Jeu de cartes pour apprendre la géographie
France / XVIIIe siècle
Entre 1736 et 1751, un certain Delaistre, ingénieur-géographe, réalise, pour l’éducation du fils du prince de Conti, pas moins de dix-huit jeux de cartes géographiques. Présentés dans une boîte dominotée, serrés dans des rubans de soie rose, ils reprennent la structure classique des jeux de carte, et permettent de jouer aux jeux traditionnels, tout en se familiarisant avec les villes et les rivières de France, d’Europe et du monde. Chaque jeu se compose de cinquante-six cartes, réparties en quatre couleurs : les trois figures et les dix cartes de points habituelles,ainsi qu’une petite carte géographique de la région concernée. En effet, chacun est consacré à une région spécifique, et chaque couleur de chaque jeu explore en détail l’une de ses subdivisions : ainsi, dans le jeu dédié à l’ensemble composé du Berry, du Bourbonnais, de la Touraine et de l’Orléanais, le carreau correspond à l’Orléanais, et le 3 de carreau présente trois villes du Gâtinais : Châtillon-sur-Loing (l’actuel Châtillon-Coligny), Gien et Briare.

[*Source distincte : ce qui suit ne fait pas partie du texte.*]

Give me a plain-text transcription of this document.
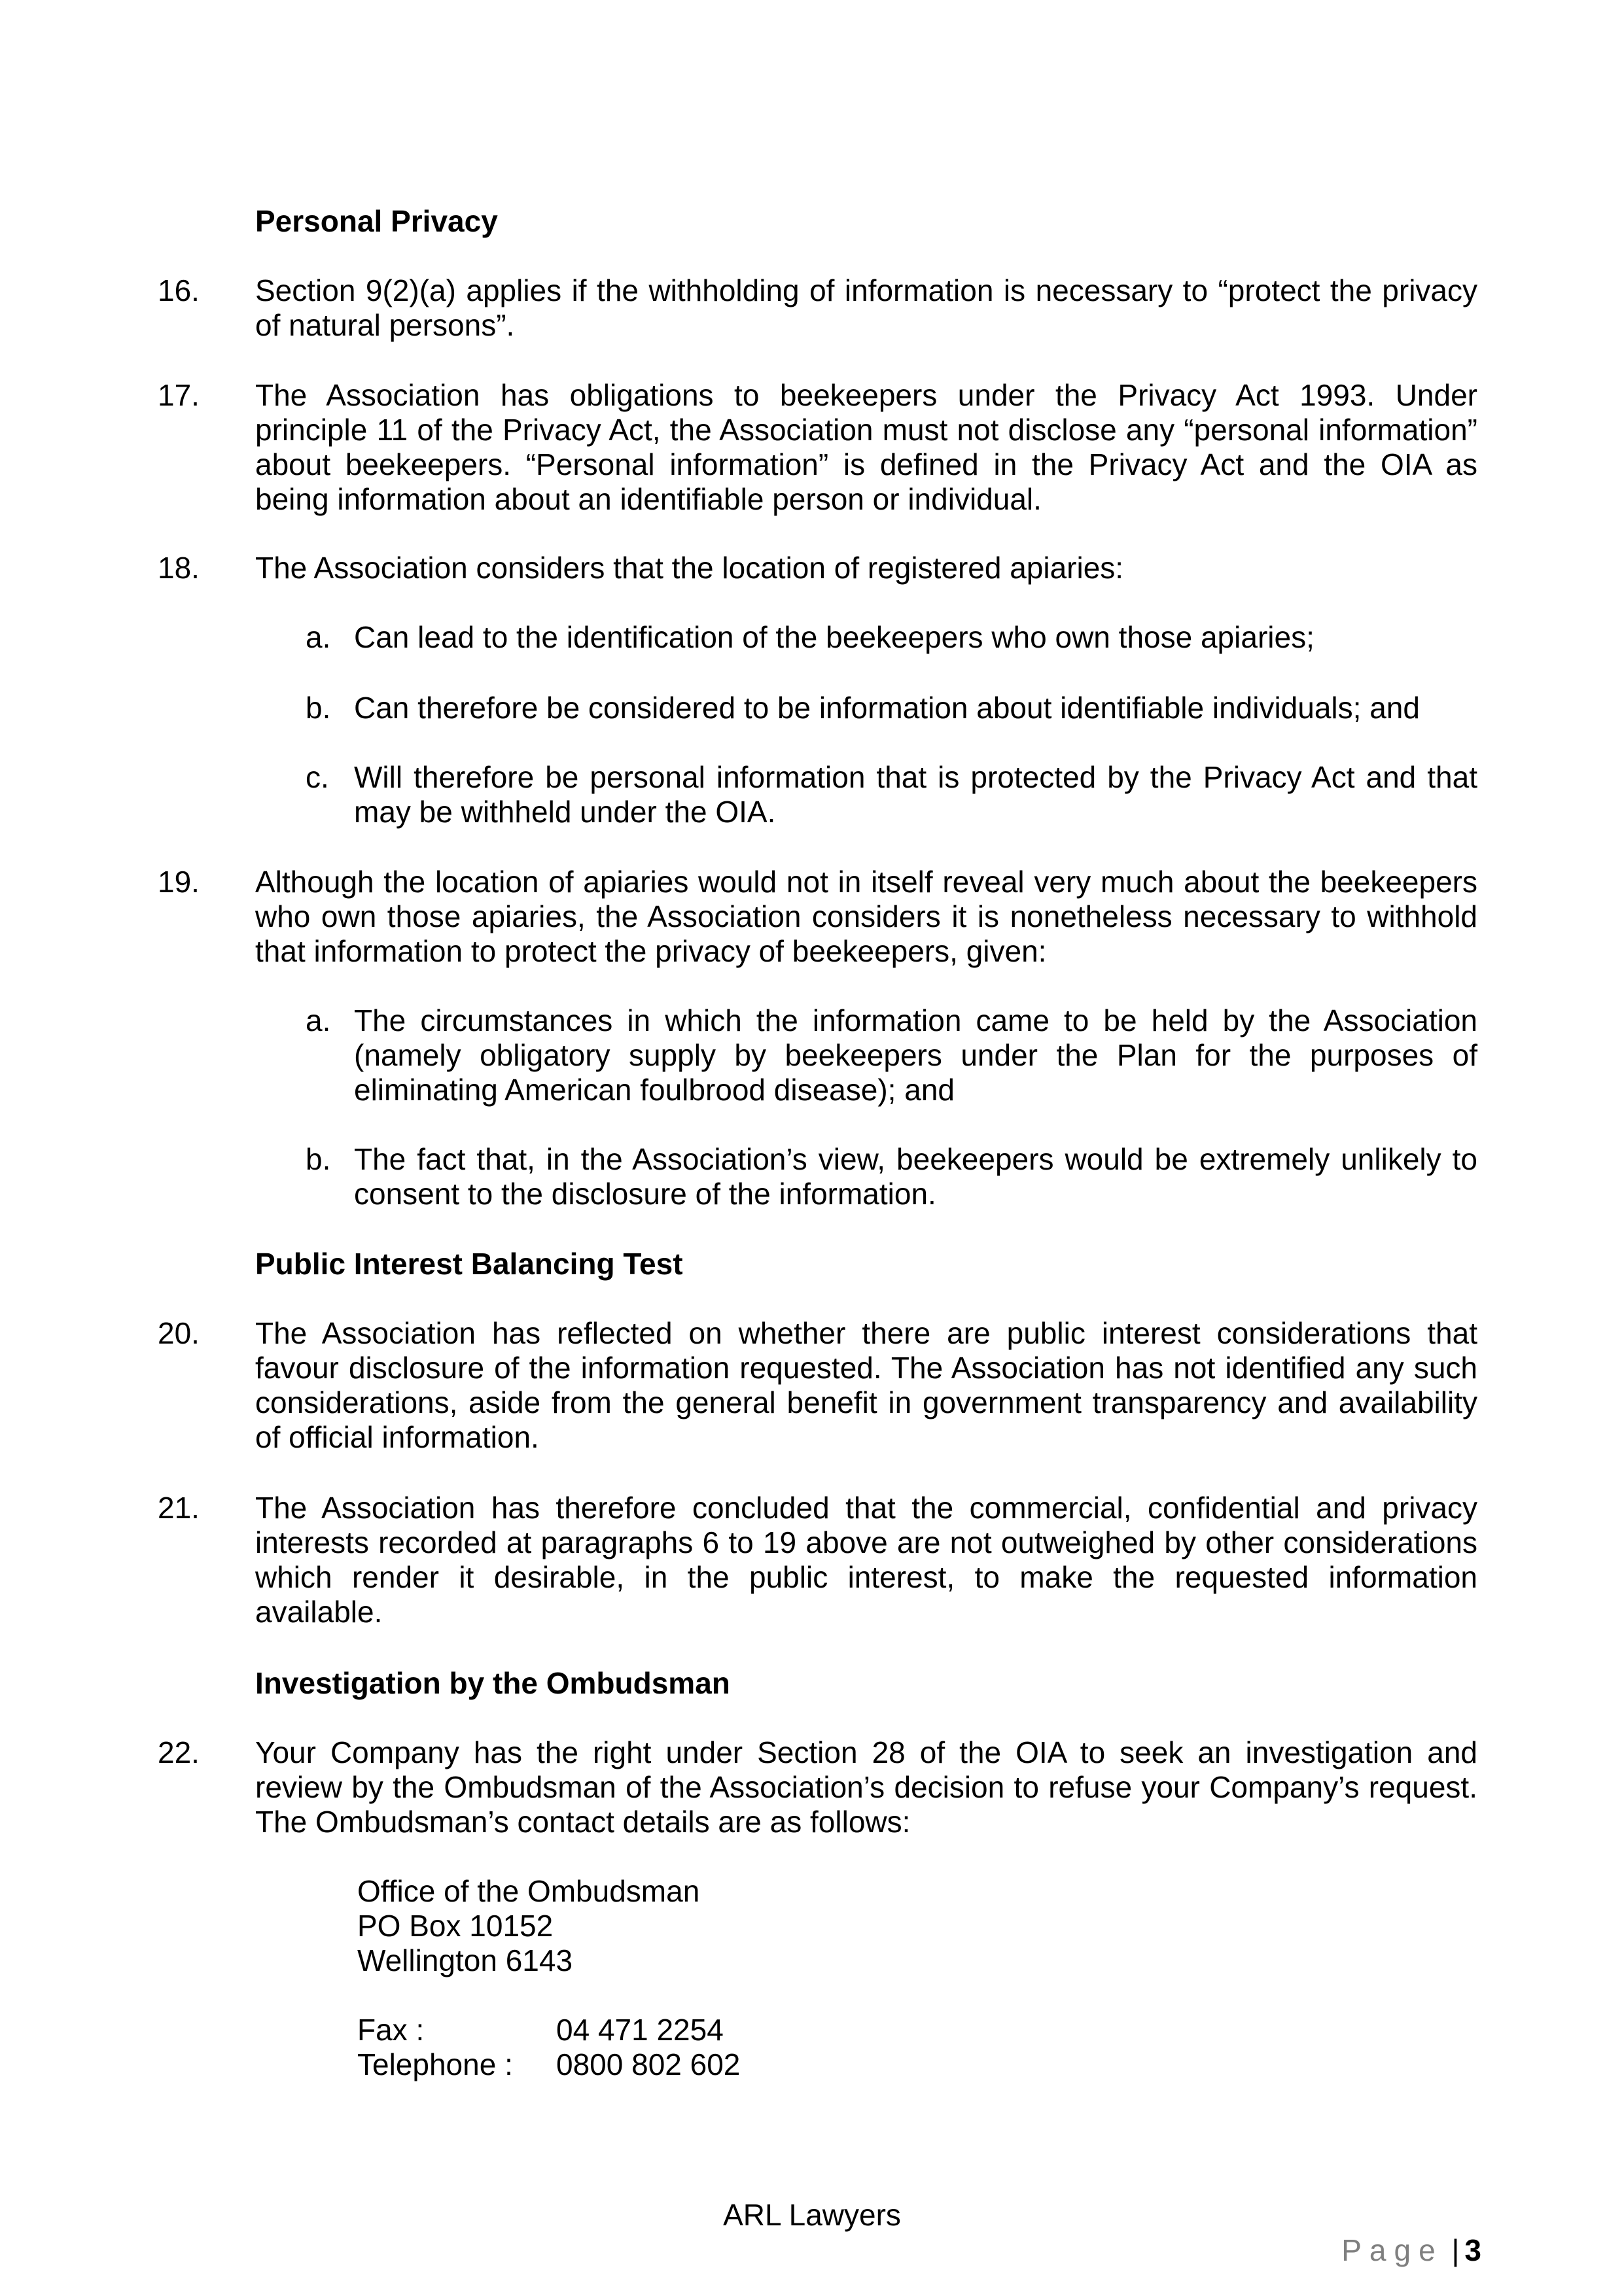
Personal Privacy
16. Section 9(2)(a) applies if the withholding of information is necessary to “protect the privacy
of natural persons”.
17. The Association has obligations to beekeepers under the Privacy Act 1993. Under
principle 11 of the Privacy Act, the Association must not disclose any “personal information”
about beekeepers. “Personal information” is defined in the Privacy Act and the OIA as
being information about an identifiable person or individual.
18. The Association considers that the location of registered apiaries:
a. Can lead to the identification of the beekeepers who own those apiaries;
b. Can therefore be considered to be information about identifiable individuals; and
c. Will therefore be personal information that is protected by the Privacy Act and that
may be withheld under the OIA.
19. Although the location of apiaries would not in itself reveal very much about the beekeepers
who own those apiaries, the Association considers it is nonetheless necessary to withhold
that information to protect the privacy of beekeepers, given:
a. The circumstances in which the information came to be held by the Association
(namely obligatory supply by beekeepers under the Plan for the purposes of
eliminating American foulbrood disease); and
b. The fact that, in the Association’s view, beekeepers would be extremely unlikely to
consent to the disclosure of the information.
Public Interest Balancing Test
20. The Association has reflected on whether there are public interest considerations that
favour disclosure of the information requested. The Association has not identified any such
considerations, aside from the general benefit in government transparency and availability
of official information.
21. The Association has therefore concluded that the commercial, confidential and privacy
interests recorded at paragraphs 6 to 19 above are not outweighed by other considerations
which render it desirable, in the public interest, to make the requested information
available.
Investigation by the Ombudsman
22. Your Company has the right under Section 28 of the OIA to seek an investigation and
review by the Ombudsman of the Association’s decision to refuse your Company’s request.
The Ombudsman’s contact details are as follows:
Office of the Ombudsman
PO Box 10152
Wellington 6143
Fax :	04 471 2254
Telephone : 0800 802 602
ARL Lawyers
Page | 3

Le graveur a ici mêlé trois langages différents, relevant de la carte géographique, de la carte à jouer et de la carte mentale. Les trois villes, ainsi que les rivières qui les baignent, sont représentées selon les codes topographiques du XVIIIe siècles, mais disposées à la manière des points des jeux de cartes. Si cette vue schématique conserve la position relative des trois villes, il en résulte des effets de distorsion et d’abstraction que le graveur a cherché à compenser par des éléments textuels, indiquant ainsi le ressort territorial (à la fois culturel et juridique), le nom des cours d’eau (faisant ainsi, contre toute cohérence géographique, se répéter la mention “Loire”), et les distances, en lieues, qui séparent les trois localités de Paris (laquelle, naturellement, ne se situe pas du tout au centre du triangle formé par les trois cités).